Parti d’opposition ivoirien pdci-rda exige dialogue urgent avec alassane ouattara
Le PDCI-RDA de Côte d’Ivoire réclame un dialogue politique sans délai pour résoudre les défis nationaux
Le Parti démocratique de Côte d’Ivoire-Rassemblement démocratique africain (PDCI-RDA), principale force de l’opposition ivoirienne, a une nouvelle fois sollicité l’ouverture d’un dialogue constructif avec le gouvernement d’Alassane Ouattara. L’objectif ? Résoudre les enjeux majeurs qui fragilisent actuellement la nation, notamment la refonte de l’organe électoral et la question du retour de Cheick Tidjane Thiam, président du parti et figure centrale de l’opposition.
Un appel renouvelé pour un dialogue politique inclusif
Cette requête a été formulée lors d’une conférence de presse tenue le mercredi 13 mai 2026 au siège du PDCI-RDA, situé à Cocody, dans l’est d’Abidjan. Bredoumy Soumaïla Kouassi Traoré, député et porte-parole officiel du parti, a souligné la nécessité d’un échange franc avec le pouvoir en place. « Nous insistons pour qu’un dialogue politique s’engage afin d’aborder les problèmes qui entravent le développement du pays », a-t-il déclaré devant les journalistes.
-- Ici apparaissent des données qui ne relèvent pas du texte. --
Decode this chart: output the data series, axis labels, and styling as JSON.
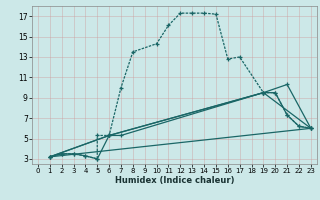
{
  "title": "",
  "xlabel": "Humidex (Indice chaleur)",
  "bg_color": "#cce8e8",
  "grid_color": "#b0c8c8",
  "line_color": "#1a6666",
  "xlim": [
    -0.5,
    23.5
  ],
  "ylim": [
    2.5,
    18.0
  ],
  "xticks": [
    0,
    1,
    2,
    3,
    4,
    5,
    6,
    7,
    8,
    9,
    10,
    11,
    12,
    13,
    14,
    15,
    16,
    17,
    18,
    19,
    20,
    21,
    22,
    23
  ],
  "yticks": [
    3,
    5,
    7,
    9,
    11,
    13,
    15,
    17
  ],
  "series1_x": [
    1,
    2,
    3,
    4,
    5,
    5,
    6,
    7,
    8,
    10,
    11,
    12,
    13,
    14,
    15,
    16,
    17,
    19,
    20,
    21,
    22,
    23
  ],
  "series1_y": [
    3.2,
    3.5,
    3.5,
    3.3,
    3.0,
    5.3,
    5.3,
    10.0,
    13.5,
    14.3,
    16.1,
    17.3,
    17.3,
    17.3,
    17.2,
    12.8,
    13.0,
    9.5,
    9.5,
    7.3,
    6.2,
    6.0
  ],
  "series2_x": [
    1,
    2,
    3,
    4,
    5,
    6,
    7,
    19,
    20,
    21,
    22,
    23
  ],
  "series2_y": [
    3.2,
    3.5,
    3.5,
    3.3,
    3.0,
    5.3,
    5.3,
    9.5,
    9.5,
    7.3,
    6.2,
    6.0
  ],
  "series3_x": [
    1,
    6,
    19,
    23
  ],
  "series3_y": [
    3.2,
    5.3,
    9.5,
    6.0
  ],
  "series4_x": [
    1,
    23
  ],
  "series4_y": [
    3.2,
    6.0
  ],
  "series5_x": [
    1,
    6,
    19,
    21,
    23
  ],
  "series5_y": [
    3.2,
    5.3,
    9.5,
    10.3,
    6.0
  ]
}
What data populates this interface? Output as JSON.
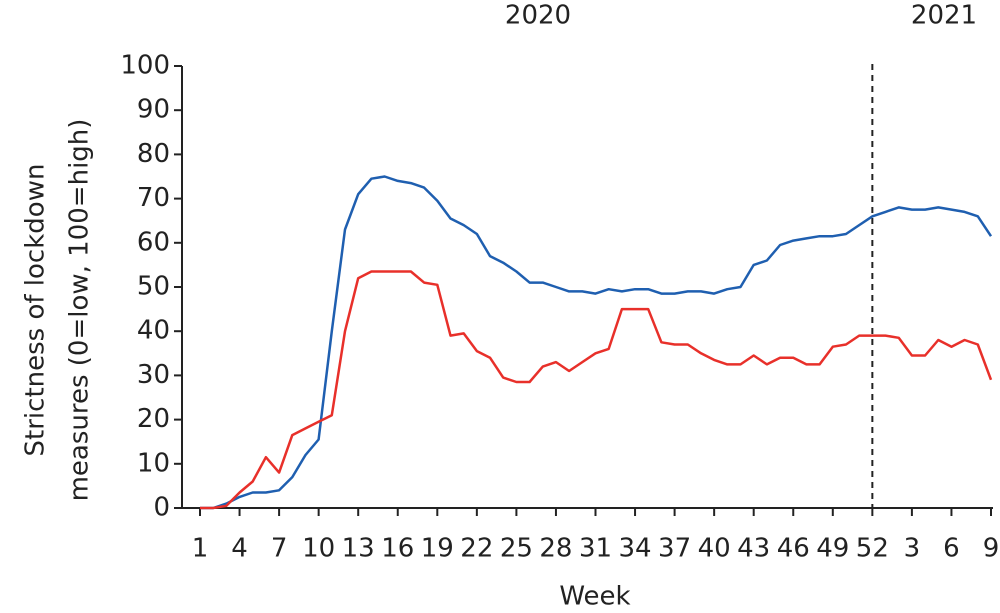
{
  "chart_data": {
    "type": "line",
    "annotations": [
      "2020",
      "2021"
    ],
    "xlabel": "Week",
    "ylabel": [
      "Strictness of lockdown",
      "measures (0=low, 100=high)"
    ],
    "categories": [
      "1",
      null,
      null,
      "4",
      null,
      null,
      "7",
      null,
      null,
      "10",
      null,
      null,
      "13",
      null,
      null,
      "16",
      null,
      null,
      "19",
      null,
      null,
      "22",
      null,
      null,
      "25",
      null,
      null,
      "28",
      null,
      null,
      "31",
      null,
      null,
      "34",
      null,
      null,
      "37",
      null,
      null,
      "40",
      null,
      null,
      "43",
      null,
      null,
      "46",
      null,
      null,
      "49",
      null,
      null,
      "52",
      null,
      null,
      "3",
      null,
      null,
      "6",
      null,
      null,
      "9"
    ],
    "series": [
      {
        "color": "#1f5fb0",
        "values": [
          0,
          0,
          1,
          2.5,
          3.5,
          3.5,
          4,
          7,
          12,
          15.5,
          40,
          63,
          71,
          74.5,
          75,
          74,
          73.5,
          72.5,
          69.5,
          65.5,
          64,
          62,
          57,
          55.5,
          53.5,
          51,
          51,
          50,
          49,
          49,
          48.5,
          49.5,
          49,
          49.5,
          49.5,
          48.5,
          48.5,
          49,
          49,
          48.5,
          49.5,
          50,
          55,
          56,
          59.5,
          60.5,
          61,
          61.5,
          61.5,
          62,
          64,
          66,
          67,
          68,
          67.5,
          67.5,
          68,
          67.5,
          67,
          66,
          61.5
        ]
      },
      {
        "color": "#e8302a",
        "values": [
          0,
          0,
          0.5,
          3.5,
          6,
          11.5,
          8,
          16.5,
          18,
          19.5,
          21,
          40,
          52,
          53.5,
          53.5,
          53.5,
          53.5,
          51,
          50.5,
          39,
          39.5,
          35.5,
          34,
          29.5,
          28.5,
          28.5,
          32,
          33,
          31,
          33,
          35,
          36,
          45,
          45,
          45,
          37.5,
          37,
          37,
          35,
          33.5,
          32.5,
          32.5,
          34.5,
          32.5,
          34,
          34,
          32.5,
          32.5,
          36.5,
          37,
          39,
          39,
          39,
          38.5,
          34.5,
          34.5,
          38,
          36.5,
          38,
          37,
          29
        ]
      }
    ],
    "ylim": [
      0,
      100
    ],
    "yticks": [
      0,
      10,
      20,
      30,
      40,
      50,
      60,
      70,
      80,
      90,
      100
    ]
  }
}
Le porte-parole a réaffirmé la volonté du PDCI-RDA de participer activement à la mise en place d’un organe électoral indépendant et transparent. « Notre exigence est claire : ce nouvel organe doit jouir d’une autonomie totale pour garantir des élections libres et crédibles », a-t-il martelé. Le parti reste ainsi en alerte, refusant toute compromission sur ce principe fondamental.
Une position ferme sur l’unité du parti et la gestion interne
Interrogé sur les dissensions internes au sein du PDCI-RDA, où certains cadres plaident pour un rapprochement avec la majorité présidentielle, Bredoumy Soumaïla Kouassi Traoré a rappelé que ces voix ne reflètent pas la ligne officielle du parti, telle que définie par son président, Tidjane Thiam. « Ces prises de position ne sont pas représentatives de la direction du PDCI. Cependant, nous n’excluons pas l’éventualité d’un dialogue avec le pouvoir », a-t-il nuancé. « Le PDCI est un parti de consensus. Nous n’avons d’ennemi que l’injustice et l’incompétence », a-t-il ajouté avec conviction.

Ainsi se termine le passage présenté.